No.	Calculated Value (kN)	Test Value (kN)	Test Value/Calculated Value
S-1	248.9	260.4	1.05
S-2	383.3	351.2	0.92
S-3	433.5	410.0	0.95
S-4	478.7	526.1	1.10
S-5	703.2	610.8	0.87
S-6	632.5	698.6	1.10
S-7	823.3	722.7	0.88
S-8	837.7	685.0	0.82
S-9	999.8	840.0	0.84
S-10	698.4	594.3	0.85

. It is noted that specimen S-8 slipped during the loading process, which led to an eccentric vertical load, thereby resulting in a small test bearing capacity and hence a large difference between the calculated and test values. After removing S-8, the ratio of the test value to the calculated value had an average of 0.95 and a coefficient of variation of 0.10.
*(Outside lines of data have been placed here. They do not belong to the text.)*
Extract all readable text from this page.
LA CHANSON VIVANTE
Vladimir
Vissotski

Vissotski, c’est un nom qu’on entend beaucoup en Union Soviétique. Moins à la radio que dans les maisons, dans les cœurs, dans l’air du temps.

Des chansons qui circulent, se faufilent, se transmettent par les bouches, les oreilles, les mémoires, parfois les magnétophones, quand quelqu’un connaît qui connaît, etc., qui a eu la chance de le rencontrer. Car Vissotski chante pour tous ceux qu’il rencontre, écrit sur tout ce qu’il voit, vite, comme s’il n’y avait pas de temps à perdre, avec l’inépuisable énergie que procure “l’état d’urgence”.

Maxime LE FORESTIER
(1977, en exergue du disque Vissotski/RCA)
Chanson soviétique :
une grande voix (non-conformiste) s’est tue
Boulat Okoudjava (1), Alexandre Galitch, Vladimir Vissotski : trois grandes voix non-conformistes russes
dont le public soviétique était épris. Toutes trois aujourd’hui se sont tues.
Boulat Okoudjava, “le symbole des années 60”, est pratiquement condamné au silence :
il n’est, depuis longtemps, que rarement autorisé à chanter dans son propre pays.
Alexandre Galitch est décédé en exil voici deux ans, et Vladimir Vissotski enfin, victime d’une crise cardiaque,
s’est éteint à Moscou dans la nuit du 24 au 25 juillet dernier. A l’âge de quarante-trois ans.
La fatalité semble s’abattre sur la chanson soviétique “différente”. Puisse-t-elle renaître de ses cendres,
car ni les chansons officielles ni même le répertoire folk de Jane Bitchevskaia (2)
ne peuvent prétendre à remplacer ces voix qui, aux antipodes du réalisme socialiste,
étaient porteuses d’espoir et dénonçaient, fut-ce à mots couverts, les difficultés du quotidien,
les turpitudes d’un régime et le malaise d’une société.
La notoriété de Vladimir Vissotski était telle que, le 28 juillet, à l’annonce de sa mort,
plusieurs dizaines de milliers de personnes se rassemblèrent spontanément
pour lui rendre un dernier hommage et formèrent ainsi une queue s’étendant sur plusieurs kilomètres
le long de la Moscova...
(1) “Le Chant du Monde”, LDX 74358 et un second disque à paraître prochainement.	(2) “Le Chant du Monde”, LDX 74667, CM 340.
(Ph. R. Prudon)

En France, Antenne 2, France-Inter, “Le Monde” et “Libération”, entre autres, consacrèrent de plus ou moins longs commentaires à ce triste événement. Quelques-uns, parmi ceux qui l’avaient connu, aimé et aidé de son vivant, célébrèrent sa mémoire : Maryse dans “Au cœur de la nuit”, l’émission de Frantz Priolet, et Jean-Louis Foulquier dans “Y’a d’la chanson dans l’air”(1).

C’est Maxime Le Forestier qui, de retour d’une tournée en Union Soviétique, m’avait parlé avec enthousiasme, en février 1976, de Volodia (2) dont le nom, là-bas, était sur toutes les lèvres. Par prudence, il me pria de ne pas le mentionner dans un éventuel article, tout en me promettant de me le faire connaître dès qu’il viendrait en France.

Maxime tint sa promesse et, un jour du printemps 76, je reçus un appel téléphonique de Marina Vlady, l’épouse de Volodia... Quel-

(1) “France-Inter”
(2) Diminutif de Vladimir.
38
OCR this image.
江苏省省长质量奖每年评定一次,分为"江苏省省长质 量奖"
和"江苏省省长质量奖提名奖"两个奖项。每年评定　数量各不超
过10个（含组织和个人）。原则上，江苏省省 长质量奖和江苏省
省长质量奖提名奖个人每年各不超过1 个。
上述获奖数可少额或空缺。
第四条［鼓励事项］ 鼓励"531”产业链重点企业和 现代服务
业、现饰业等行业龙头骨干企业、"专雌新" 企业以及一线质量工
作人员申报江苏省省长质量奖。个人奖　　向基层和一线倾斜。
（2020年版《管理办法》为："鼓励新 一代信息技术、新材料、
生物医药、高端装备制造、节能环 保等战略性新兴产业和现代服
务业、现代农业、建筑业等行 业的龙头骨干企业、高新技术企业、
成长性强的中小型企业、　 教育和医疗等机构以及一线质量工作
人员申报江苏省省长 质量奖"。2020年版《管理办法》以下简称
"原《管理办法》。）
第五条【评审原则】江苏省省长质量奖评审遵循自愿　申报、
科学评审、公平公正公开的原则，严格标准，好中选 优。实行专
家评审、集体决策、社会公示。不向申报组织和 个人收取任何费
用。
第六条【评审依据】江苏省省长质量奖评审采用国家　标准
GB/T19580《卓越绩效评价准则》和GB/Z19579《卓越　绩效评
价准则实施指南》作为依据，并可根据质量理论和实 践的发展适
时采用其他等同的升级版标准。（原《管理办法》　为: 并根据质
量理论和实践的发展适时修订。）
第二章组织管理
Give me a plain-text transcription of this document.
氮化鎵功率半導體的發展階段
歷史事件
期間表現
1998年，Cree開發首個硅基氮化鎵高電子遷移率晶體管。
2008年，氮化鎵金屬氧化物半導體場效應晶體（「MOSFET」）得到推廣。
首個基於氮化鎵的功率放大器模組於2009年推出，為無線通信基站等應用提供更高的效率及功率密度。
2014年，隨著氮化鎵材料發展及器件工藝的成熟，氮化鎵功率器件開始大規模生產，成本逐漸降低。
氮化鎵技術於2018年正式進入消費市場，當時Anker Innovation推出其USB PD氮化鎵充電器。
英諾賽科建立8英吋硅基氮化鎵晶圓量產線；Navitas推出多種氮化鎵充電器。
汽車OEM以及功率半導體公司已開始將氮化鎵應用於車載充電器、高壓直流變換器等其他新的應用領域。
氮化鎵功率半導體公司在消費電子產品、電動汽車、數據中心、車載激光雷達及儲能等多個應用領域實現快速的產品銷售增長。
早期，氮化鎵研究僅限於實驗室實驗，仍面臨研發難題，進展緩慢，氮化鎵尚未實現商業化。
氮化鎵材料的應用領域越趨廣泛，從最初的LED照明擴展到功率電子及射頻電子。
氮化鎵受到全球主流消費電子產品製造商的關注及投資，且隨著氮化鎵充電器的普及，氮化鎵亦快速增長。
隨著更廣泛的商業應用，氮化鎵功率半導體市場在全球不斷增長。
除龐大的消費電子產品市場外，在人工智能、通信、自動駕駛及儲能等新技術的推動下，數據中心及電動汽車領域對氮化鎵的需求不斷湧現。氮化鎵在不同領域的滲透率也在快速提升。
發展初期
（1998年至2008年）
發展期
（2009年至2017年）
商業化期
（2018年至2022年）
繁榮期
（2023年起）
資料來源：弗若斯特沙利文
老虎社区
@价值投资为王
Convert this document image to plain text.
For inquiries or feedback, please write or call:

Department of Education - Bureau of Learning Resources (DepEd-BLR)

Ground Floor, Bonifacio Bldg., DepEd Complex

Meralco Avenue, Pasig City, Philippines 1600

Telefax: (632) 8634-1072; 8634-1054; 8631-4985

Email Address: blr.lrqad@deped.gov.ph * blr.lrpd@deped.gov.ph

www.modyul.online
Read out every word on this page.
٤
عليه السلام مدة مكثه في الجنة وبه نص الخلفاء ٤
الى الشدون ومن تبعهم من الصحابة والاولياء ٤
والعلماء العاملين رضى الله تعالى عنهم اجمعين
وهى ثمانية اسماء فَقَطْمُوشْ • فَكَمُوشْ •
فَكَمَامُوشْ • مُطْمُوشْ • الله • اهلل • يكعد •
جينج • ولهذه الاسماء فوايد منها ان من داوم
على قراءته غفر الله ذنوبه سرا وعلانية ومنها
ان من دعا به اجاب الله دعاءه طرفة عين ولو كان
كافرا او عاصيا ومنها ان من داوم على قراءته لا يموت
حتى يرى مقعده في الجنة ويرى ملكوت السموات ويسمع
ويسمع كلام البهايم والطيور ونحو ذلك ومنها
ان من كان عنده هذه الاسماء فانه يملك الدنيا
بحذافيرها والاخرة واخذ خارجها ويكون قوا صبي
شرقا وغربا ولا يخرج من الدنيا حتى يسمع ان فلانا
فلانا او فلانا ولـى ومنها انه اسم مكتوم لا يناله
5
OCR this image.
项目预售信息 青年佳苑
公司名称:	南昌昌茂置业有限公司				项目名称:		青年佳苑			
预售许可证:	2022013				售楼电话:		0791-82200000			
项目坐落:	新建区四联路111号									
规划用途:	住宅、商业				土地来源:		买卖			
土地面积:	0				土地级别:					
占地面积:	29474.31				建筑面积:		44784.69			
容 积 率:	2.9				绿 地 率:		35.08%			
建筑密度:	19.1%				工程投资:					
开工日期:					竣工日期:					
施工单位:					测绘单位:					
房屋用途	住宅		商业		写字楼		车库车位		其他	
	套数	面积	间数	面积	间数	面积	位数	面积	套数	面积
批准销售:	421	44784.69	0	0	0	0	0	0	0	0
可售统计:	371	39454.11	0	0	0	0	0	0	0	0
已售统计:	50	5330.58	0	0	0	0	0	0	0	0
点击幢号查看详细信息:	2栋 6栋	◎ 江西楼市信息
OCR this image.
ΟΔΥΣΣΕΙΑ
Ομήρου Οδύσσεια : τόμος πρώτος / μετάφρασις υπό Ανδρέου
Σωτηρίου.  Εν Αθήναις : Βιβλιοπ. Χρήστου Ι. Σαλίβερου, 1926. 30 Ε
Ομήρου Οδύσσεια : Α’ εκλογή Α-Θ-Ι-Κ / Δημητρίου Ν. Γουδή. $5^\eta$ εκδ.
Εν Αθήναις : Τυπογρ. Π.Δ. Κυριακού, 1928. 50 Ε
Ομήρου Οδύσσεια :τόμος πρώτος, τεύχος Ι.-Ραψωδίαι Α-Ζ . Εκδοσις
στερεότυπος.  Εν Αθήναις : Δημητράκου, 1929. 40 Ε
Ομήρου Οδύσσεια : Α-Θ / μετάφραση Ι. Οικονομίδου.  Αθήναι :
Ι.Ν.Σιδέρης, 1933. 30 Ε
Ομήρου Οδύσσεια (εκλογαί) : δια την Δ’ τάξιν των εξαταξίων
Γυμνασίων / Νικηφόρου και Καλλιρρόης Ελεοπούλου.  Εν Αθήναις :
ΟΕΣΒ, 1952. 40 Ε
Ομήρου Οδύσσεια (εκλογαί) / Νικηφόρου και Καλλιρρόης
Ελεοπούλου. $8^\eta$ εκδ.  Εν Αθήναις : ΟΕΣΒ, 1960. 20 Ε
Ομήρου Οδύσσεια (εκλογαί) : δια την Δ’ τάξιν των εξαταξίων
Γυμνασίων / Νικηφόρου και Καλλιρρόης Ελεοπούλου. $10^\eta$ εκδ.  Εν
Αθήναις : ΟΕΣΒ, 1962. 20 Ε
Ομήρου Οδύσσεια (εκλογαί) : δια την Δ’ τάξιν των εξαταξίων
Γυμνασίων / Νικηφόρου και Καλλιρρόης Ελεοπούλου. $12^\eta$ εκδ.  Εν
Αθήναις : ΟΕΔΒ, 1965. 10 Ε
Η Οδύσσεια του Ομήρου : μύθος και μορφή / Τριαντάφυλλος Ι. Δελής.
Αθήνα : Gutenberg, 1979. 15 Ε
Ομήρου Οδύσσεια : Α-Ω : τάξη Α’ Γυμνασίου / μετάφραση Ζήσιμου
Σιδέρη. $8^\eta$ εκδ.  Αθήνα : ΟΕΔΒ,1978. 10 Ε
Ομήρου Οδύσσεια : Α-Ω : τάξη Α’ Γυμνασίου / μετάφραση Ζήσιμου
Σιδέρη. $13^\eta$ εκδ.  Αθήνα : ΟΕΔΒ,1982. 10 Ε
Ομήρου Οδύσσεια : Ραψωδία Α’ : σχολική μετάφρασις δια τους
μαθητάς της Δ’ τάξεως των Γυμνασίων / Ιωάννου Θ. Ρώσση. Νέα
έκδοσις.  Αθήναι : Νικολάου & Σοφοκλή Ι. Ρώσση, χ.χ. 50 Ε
Table 6 shows that the test values are smaller than the calculated values, especially for members with a high axial load ratio, mainly due to the fact that during the test, the horizontal friction between the vertical loading device and the specimen could not be completely eliminated, resulting in a relatively small horizontal loading.

5. Conclusions

Through low-cycle reciprocating tests on 11 masonry wall specimens strengthened using reinforced-concrete–masonry composite columns, the effects of the position of the composite column, height-to-width ratio, column reinforcement ratio, and axial load ratio on their load-carrying capacity, stiffness, ductility, and energy dissipation capacity were investigated. The following conclusions were drawn:

(1)

By strengthening brick walls with RC–masonry composite columns, the concrete part in the composite column, the masonry part in the composite column, and the wall outside of the column can work together effectively; the failure mode of the wall changes from shear to flexural failure; the bearing capacity, ductility, and energy dissipation properties of the strengthened masonry wall are improved compared to those of the original masonry wall.

(2)

The aspect ratio of the specimen has the greatest influence on the structural behavior. Smaller aspect ratios result in higher load-bearing capacity and stiffness but poorer ductility. Increasing the reinforcement ratio of the composite column leads to higher load-bearing capacity and ductility of the specimen. The axial load ratio has the weakest impact on the structure. Members with a small axial load ratio have a low load-bearing capacity, and their stiffness degradation is less significant after cracking.

(3)

Installing composite columns at the end of a wall can substantially increase the bearing capacity, stiffness, and energy dissipation capacity of the wall. For walls with height-to-width ratios greater than 1, placing composite columns in the middle of a wall has little effect on the bearing capacity and stiffness of the wall but can improve the ductility of the wall. Therefore, it is generally suggested the composite columns can be placed at the ends of the wall if a strengthening measure is required. For walls with height-to-width ratios less than 1, where the shear span ratios are relatively small, it is recommended to add composite columns in the middle to enhance their shear capacity and ductility.

(4)

The calculation of the flexural capacity of a wall strengthened by composite columns can be carried out by treating the strengthened wall as a concrete compression–flexure member while taking into account the compressive strength of masonry in compression.

The influence of placing composite columns in the middle of walls with a height-to-width ratio of 1 on their structural performance was investigated in this study. For walls with a height-to-width ratio greater than 1, the effect of adding composite columns is to be further investigated in future research.